1946 – Enrico De Nicola
L’indicazione della Democrazia Cristiana era chiara, il Capo provvisorio dello Stato sarebbe dovuto essere un esponente politico del Mezzogiorno, per cementare l’unità nel Paese duramente provata negli anni successivi all’armistizio. Per i socialcomunisti, invece, doveva essere piuttosto di provata fede repubblicana. Si disse che i socialisti avrebbero ben visto come candidato all’alta carica Benedetto Croce, ritenendolo il più grande filosofo europeo vivente. I democristiani non nascondevano le loro simpatie per Vittorio Emanuele Orlando, che godeva di altissimo prestigio internazionale, ma che per i socialcomunisti sarebbe risultata una candidatura filomonarchica.

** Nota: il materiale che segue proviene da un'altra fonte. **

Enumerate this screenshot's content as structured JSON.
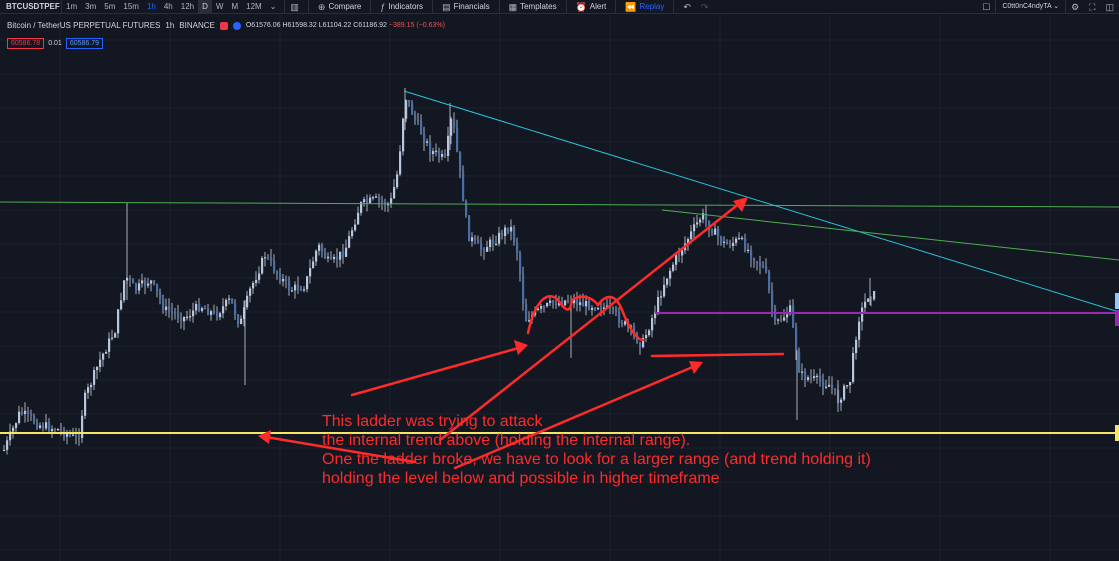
{
  "toolbar": {
    "symbol": "BTCUSDTPEF",
    "intervals": [
      "1m",
      "3m",
      "5m",
      "15m",
      "1h",
      "4h",
      "12h",
      "D",
      "W",
      "M",
      "12M"
    ],
    "active_interval": "1h",
    "compare_label": "Compare",
    "indicators_label": "Indicators",
    "financials_label": "Financials",
    "templates_label": "Templates",
    "alert_label": "Alert",
    "replay_label": "Replay",
    "user_label": "C0tt0nC4ndyTA"
  },
  "legend": {
    "title": "Bitcoin / TetherUS PERPETUAL FUTURES",
    "interval": "1h",
    "exchange": "BINANCE",
    "open": "O61576.06",
    "high": "H61598.32",
    "low": "L61104.22",
    "close": "C61186.92",
    "change": "−389.15 (−0.63%)"
  },
  "order": {
    "sell_price": "60586.78",
    "quantity": "0.01",
    "buy_price": "60586.79"
  },
  "annotation": {
    "lines": [
      "This ladder was trying to attack",
      "the internal trend above (holding the internal range).",
      "One the ladder broke, we have to look for a larger range (and trend holding it)",
      "holding the level below and possible in higher timeframe"
    ]
  },
  "colors": {
    "background": "#131722",
    "candle_body": "#b8c7e0",
    "wick": "#d1d4dc",
    "green_line": "#4caf50",
    "cyan_line": "#26c6da",
    "purple_line": "#9c27b0",
    "yellow_line": "#f5e663",
    "annotation": "#ff2b2b"
  }
}
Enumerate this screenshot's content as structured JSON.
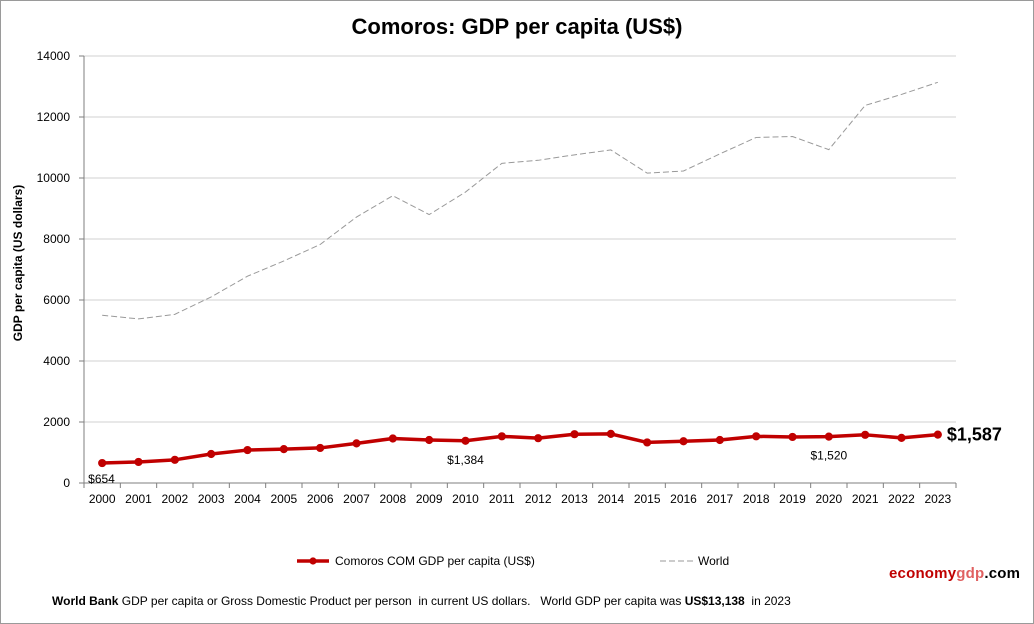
{
  "chart_data": {
    "type": "line",
    "title": "Comoros: GDP per capita (US$)",
    "ylabel": "GDP per capita (US dollars)",
    "xlabel": "",
    "ylim": [
      0,
      14000
    ],
    "yticks": [
      0,
      2000,
      4000,
      6000,
      8000,
      10000,
      12000,
      14000
    ],
    "grid": true,
    "legend_position": "bottom",
    "categories": [
      "2000",
      "2001",
      "2002",
      "2003",
      "2004",
      "2005",
      "2006",
      "2007",
      "2008",
      "2009",
      "2010",
      "2011",
      "2012",
      "2013",
      "2014",
      "2015",
      "2016",
      "2017",
      "2018",
      "2019",
      "2020",
      "2021",
      "2022",
      "2023"
    ],
    "series": [
      {
        "name": "Comoros COM GDP per capita (US$)",
        "color": "#c00000",
        "style": "solid-markers",
        "values": [
          654,
          690,
          760,
          950,
          1080,
          1110,
          1150,
          1300,
          1460,
          1410,
          1384,
          1530,
          1470,
          1600,
          1610,
          1330,
          1370,
          1410,
          1530,
          1510,
          1520,
          1580,
          1480,
          1587
        ]
      },
      {
        "name": "World",
        "color": "#999999",
        "style": "dashed",
        "values": [
          5500,
          5380,
          5530,
          6100,
          6780,
          7280,
          7820,
          8720,
          9420,
          8800,
          9540,
          10480,
          10580,
          10760,
          10920,
          10160,
          10230,
          10790,
          11330,
          11360,
          10930,
          12380,
          12740,
          13138
        ]
      }
    ],
    "annotations": [
      {
        "index": 0,
        "series": 0,
        "text": "$654"
      },
      {
        "index": 10,
        "series": 0,
        "text": "$1,384"
      },
      {
        "index": 20,
        "series": 0,
        "text": "$1,520"
      },
      {
        "index": 23,
        "series": 0,
        "text": "$1,587"
      }
    ]
  },
  "brand": {
    "part1": "economy",
    "part2": "gdp",
    "part3": ".com"
  },
  "footnote": {
    "source_bold": "World Bank",
    "text1": " GDP per capita or Gross Domestic Product per person  in current US dollars.   World GDP per capita was ",
    "value_bold": "US$13,138",
    "text2": "  in 2023"
  }
}
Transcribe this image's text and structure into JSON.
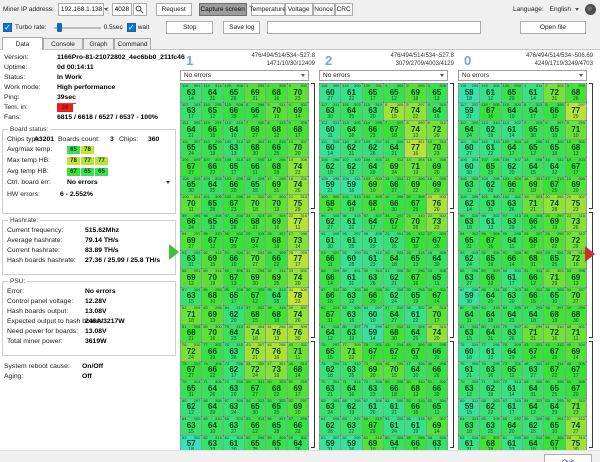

De Nicola era per entrambe le fazioni la candidatura “di ripiego”. Lui stesso, il giorno prima delle votazioni che si sarebbero dovute tenere giovedì 27 giugno 1946, inviò un telegramma pregando la direzione democristiana di non insistere sul suo nome. Le votazioni furono quindi rinviate di un giorno. Ciononostante, De Nicola era campano d’origine, e proprio nella sua casa di Torre del Greco aveva accolto la notizia della sua elezione. Pertanto, rappresentava anch’egli un simbolo di unità per il Paese e un riferimento importante per una regione, la Campania, che manifestava ancora uno spirito filomonarchico (a Napoli i risultati del referendum istituzionale dettero la monarchia all’80%). Così al primo scrutinio De Nicola fu eletto capo provvisorio dello stato con 405 voti su 556. Ma sulla sua elezione pesava l’ombra di un episodio internazionale contemporaneo, ossia la questione della frontiera occidentale con la Francia. Il Corriere della Sera scriveva in proposito, nelle stesse colonne in cui si dava la notizia su De Nicola, di una protesta all’interno dell’Assemblea, allora il nucleo del Parlamento, unanime tra i partiti, circa all’umiliazione che gli italiani stavano vivendo all’ora nelle pretese territoriali dei francesi, in particolare sul monte Chaberton, la Valle Stretta e il Piccolo San Bernardo, poi cedute di fatto nel Trattato di Parigi del 1947.
1948 – Luigi Einaudi
Alle prime vere elezioni del Presidente della Repubblica, il candidato prediletto fu proprio De Nicola, cui fu chiesto immediatamente un bis. Ma De Nicola, con una lettera all’on. Pacciardi, allora Vicepresidente del Consiglio dei Ministri, fece sapere di non essere disponibile a un reincarico: “Date le mie condizioni di salute, persisto nella mia decisione. Circa la successione, io mi astengo financo dal venire a Roma in questi giorni, dopo aver esaurito tutto il mio lavoro di ufficio, per evitare qualsiasi censura sulla gravissima incostituzionalità, in questo momento, di un mio intervento, in quanto che stabilirebbe un grave precedente che colui che abbandona il posto designi colui che deve sostituirlo”. Fece però anche trapelare di poter valutare un reincarico in caso di elezione all’unanimità. Per molti, questa disponibilità fu la chiara conferma della volontà di ritirarsi definitivamente. Iniziarono febbrilmente a circolare nuovi nomi. Il primo fu quello del Ministro degli Esteri conte Carlo Sforza, tesserato PRI, che poteva contare sulla certa maggioranza assoluta dei voti (democristiani, socialisti autonomisti e repubblicani), mentre osteggiata a sinistra era la candidatura del liberale Einaudi, ma meno timida la possibilità di appoggio al collega liberale Casati.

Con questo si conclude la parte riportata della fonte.